The legal industry is in the midst of a major shift. It is transforming to more closely resemble the businesses and societies it serves. It will become more holistically diverse – cognitively, demographically, culturally and experientially. Its workforce will be creative, tech and data-proficient, empathetic and collaborative. It will deliver accessible, on-demand, scalable and data-sharing legal products and services that are at the speed of business and society. It will work seamlessly across enterprise business units and beyond to support the broader corporate ecosystem.
Law new refers to a broad range of innovative approaches that can be used by legal firms to help clients achieve their objectives. These are different from traditional practice models in that they focus on generating value for the client rather than on meeting the firm’s own internal needs. Law new techniques can include collaborative work with allied experts outside the firm, project management and cost efficiencies. It also includes embracing emerging technologies, such as artificial intelligence and blockchain.
Historically, legal innovation has focused on efficiency gains or cost savings and has been driven by technology adoption and the desire to reduce lawyer headcounts. However, this is a limited approach to the legal transformation challenge.
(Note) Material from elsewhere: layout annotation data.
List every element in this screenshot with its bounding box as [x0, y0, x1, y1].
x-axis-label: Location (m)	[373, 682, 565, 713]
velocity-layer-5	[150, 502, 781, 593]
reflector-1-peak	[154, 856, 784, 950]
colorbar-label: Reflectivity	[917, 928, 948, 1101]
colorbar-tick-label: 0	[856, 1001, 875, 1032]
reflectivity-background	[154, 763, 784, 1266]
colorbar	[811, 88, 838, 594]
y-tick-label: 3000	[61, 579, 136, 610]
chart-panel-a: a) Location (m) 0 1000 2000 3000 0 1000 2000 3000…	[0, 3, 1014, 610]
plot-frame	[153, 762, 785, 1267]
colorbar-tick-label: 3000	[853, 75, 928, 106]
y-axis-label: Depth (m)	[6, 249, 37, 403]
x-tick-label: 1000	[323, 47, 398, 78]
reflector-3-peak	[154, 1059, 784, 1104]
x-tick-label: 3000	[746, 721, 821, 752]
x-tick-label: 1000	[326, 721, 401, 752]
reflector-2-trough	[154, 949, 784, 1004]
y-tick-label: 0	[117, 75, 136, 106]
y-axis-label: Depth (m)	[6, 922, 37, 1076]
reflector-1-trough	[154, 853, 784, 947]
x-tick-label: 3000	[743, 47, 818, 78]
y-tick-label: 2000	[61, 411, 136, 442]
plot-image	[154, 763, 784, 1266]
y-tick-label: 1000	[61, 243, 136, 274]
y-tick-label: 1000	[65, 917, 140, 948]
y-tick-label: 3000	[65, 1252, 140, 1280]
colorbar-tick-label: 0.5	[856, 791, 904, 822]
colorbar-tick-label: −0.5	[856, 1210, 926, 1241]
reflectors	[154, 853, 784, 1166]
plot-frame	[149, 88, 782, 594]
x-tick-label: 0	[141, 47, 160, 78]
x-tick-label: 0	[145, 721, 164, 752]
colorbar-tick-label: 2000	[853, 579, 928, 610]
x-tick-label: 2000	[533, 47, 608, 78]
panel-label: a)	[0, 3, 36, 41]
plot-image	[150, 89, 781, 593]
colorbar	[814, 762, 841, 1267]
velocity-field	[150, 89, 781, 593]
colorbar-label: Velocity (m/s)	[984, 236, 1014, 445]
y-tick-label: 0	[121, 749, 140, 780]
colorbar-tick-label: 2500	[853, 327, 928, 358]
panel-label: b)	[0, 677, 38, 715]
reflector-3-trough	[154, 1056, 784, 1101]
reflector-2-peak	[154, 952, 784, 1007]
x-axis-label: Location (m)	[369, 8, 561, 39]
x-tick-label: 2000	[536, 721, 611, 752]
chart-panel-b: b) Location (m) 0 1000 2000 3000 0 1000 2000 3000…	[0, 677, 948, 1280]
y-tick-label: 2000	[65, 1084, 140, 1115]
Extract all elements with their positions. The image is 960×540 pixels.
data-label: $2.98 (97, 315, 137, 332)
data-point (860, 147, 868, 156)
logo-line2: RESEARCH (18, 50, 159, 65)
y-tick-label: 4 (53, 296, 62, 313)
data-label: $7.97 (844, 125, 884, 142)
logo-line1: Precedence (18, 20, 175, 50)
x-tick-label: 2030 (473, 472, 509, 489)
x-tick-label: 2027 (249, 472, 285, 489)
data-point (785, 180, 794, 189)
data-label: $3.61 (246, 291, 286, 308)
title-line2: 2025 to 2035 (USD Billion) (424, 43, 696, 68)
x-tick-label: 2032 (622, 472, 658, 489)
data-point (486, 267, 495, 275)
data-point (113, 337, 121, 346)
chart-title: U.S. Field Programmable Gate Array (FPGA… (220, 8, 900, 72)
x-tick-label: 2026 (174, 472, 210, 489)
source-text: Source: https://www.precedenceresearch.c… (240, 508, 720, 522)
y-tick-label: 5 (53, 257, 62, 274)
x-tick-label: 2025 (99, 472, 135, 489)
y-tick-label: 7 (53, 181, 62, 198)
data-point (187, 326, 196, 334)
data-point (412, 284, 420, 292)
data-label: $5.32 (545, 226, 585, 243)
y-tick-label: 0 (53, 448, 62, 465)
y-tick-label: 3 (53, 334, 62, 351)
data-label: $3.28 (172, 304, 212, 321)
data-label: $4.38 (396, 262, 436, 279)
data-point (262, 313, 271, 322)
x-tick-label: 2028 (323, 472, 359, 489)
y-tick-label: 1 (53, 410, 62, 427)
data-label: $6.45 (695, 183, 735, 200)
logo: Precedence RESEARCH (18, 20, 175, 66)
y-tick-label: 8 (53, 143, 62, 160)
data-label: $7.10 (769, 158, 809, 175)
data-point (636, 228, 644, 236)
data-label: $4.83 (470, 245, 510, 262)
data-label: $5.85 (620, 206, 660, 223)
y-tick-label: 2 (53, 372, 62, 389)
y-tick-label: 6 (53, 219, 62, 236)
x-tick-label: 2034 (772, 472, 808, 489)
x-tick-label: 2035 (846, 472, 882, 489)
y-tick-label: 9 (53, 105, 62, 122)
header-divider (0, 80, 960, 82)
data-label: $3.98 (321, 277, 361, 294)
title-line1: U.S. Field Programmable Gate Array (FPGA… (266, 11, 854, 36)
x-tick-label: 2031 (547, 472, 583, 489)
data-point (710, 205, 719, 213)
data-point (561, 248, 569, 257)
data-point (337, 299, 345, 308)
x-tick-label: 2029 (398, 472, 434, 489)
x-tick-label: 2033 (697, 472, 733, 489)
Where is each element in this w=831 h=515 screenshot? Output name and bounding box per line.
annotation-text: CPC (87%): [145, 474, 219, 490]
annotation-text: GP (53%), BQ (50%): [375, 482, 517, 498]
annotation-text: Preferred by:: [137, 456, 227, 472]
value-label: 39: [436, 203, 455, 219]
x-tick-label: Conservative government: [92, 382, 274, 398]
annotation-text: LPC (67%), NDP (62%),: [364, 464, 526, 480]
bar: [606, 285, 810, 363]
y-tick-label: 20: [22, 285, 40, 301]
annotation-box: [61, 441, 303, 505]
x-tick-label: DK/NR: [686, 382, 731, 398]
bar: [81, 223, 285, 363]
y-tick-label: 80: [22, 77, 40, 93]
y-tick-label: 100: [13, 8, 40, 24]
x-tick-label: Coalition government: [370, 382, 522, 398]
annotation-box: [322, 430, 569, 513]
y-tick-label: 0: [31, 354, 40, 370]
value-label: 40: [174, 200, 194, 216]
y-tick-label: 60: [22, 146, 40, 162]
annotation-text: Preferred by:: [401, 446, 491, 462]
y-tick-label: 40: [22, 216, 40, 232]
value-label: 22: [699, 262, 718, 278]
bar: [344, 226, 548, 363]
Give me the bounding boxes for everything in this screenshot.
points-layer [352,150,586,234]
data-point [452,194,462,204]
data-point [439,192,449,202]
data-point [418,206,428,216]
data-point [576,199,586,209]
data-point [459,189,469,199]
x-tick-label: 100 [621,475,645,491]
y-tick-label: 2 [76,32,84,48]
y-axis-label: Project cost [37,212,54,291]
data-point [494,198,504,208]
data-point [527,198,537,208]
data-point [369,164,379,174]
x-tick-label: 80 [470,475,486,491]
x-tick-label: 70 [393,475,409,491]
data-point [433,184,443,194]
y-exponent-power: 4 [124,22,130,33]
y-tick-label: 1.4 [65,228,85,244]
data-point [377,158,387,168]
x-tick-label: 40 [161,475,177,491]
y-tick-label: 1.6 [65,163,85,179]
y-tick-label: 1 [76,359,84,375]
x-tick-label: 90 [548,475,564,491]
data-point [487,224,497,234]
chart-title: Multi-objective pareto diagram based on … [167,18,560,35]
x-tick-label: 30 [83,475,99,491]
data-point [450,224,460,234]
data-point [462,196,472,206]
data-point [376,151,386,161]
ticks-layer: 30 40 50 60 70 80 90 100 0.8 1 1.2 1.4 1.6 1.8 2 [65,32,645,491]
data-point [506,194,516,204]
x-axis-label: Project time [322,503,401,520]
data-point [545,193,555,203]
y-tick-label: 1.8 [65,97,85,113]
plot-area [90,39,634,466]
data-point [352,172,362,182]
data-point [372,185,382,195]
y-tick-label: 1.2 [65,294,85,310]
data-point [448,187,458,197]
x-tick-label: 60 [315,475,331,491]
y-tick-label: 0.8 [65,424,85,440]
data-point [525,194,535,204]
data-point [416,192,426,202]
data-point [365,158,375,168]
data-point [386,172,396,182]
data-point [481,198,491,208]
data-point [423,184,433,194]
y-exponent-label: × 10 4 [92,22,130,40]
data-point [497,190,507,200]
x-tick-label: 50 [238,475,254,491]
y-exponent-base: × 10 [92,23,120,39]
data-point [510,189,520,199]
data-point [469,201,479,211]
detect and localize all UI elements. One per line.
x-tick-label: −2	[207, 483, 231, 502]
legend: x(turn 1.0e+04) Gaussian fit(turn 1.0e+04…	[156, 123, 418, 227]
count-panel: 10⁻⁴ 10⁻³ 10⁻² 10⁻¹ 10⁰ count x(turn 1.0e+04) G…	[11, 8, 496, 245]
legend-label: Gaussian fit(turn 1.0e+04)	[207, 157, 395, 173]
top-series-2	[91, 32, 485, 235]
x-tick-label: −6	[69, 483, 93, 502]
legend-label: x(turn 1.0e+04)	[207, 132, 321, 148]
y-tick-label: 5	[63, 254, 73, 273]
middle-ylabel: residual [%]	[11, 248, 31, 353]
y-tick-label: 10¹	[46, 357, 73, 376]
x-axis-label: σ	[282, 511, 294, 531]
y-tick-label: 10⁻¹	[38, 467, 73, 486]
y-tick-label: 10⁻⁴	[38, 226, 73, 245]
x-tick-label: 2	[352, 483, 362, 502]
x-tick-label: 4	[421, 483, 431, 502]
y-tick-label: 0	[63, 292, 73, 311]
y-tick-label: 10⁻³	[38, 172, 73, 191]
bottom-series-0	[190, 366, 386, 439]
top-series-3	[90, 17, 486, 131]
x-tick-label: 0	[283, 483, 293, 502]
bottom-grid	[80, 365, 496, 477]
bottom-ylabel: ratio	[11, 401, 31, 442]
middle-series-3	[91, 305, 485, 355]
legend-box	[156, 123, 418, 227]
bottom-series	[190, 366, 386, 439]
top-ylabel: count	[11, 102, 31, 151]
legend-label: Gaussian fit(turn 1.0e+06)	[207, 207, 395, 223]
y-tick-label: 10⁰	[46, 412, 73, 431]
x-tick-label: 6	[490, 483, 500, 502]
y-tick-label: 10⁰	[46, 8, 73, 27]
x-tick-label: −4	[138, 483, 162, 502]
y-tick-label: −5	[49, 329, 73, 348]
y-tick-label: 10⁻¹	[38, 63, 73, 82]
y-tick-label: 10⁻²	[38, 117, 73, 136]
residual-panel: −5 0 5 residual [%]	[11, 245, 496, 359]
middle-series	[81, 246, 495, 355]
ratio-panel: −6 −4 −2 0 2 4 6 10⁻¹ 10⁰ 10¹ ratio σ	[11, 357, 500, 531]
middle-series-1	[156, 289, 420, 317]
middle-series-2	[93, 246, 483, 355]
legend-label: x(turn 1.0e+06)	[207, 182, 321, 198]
The more significant and impactful approach is one that focuses on client impact and creates value through collaboration with a range of stakeholders, including allied legal professionals and non-lawyers.
This bill would authorize local government agencies to impose curfews on drone operators who fly near a public assembly or gathering without prior permission, or who drop items within state or local correctional facilities and juvenile correctional centers. The bill would also require that people who operate drones notify the Department of Consumer and Worker Protection when they violate a local law or rule that protects the rights of residents, workers or visitors at those facilities.
A bill to create a new law must be sponsored by a legislator. It must then be reviewed by a committee in each chamber of the Legislature before it can be voted on. A bill that passes both houses of the Legislature becomes a law.